No início do Shemot lemos sobre como a família do pacto, formada por meras setenta pessoas quando desceram ao Egito, era “fértil e prolífica, e sua população aumentou. Eles se tornaram tão numerosos que a terra ficou repleta com eles”. 2
Três vezes no livro Devarim, Moshê descreve os israelitas como sendo “tantos quanto as estrelas do céu”.3 O Rei Shlomo fala sobre si mesmo como colocado entre “o povo que escolheste, um grande povo, numeroso demais para contar ou numerar.”4 O Profeta Hosea diz que “os Israelitas serão como a areia da praia, que não pode ser medida ou contada.”5
Em todos esses textos e em outros é o tamanho, a grandeza numérica, do povo que é enfatizada. O que, então, devemos fazer com as palavras de Moshê que fala de sua pequenez?

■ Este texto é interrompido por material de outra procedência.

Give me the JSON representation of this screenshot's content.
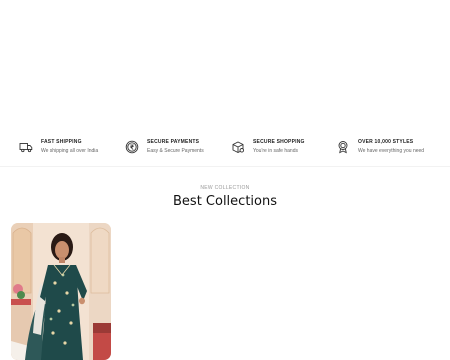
{
  "features": [
    {
      "icon": "truck-icon",
      "title": "FAST SHIPPING",
      "subtitle": "We shipping all over India"
    },
    {
      "icon": "rupee-coin-icon",
      "title": "SECURE PAYMENTS",
      "subtitle": "Easy & Secure Payments"
    },
    {
      "icon": "package-icon",
      "title": "SECURE SHOPPING",
      "subtitle": "You're in safe hands"
    },
    {
      "icon": "award-badge-icon",
      "title": "OVER 10,000 STYLES",
      "subtitle": "We have everything you need"
    }
  ],
  "collection": {
    "eyebrow": "NEW COLLECTION",
    "title": "Best Collections"
  },
  "colors": {
    "product_fabric": "#1f4a4a",
    "background_accent": "#f4e3d3"
  }
}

Targum Yonatan interpreta isso como não sendo sobre números, mas sobre auto-imagem. Ele não traduz como “o menor dos povos”, mas como “o mais simples e humilde dos povos.” Rashi dá uma leitura similar citando as palavras de Avraham “Eu sou apenas pó e cinzas,” e as de Moshê e Aaron, “Quem somos nós?”
Rashbam e Chizkuni dão a explicação mais direta de que Moshê está contrastando os israelitas com as sete nações com quem eles estariam lutando na terra de Canaan/Israel. D'us iria levar os israelitas à vitoria apesar do fato de que eles estavam em bem menor número que os habitantes locais.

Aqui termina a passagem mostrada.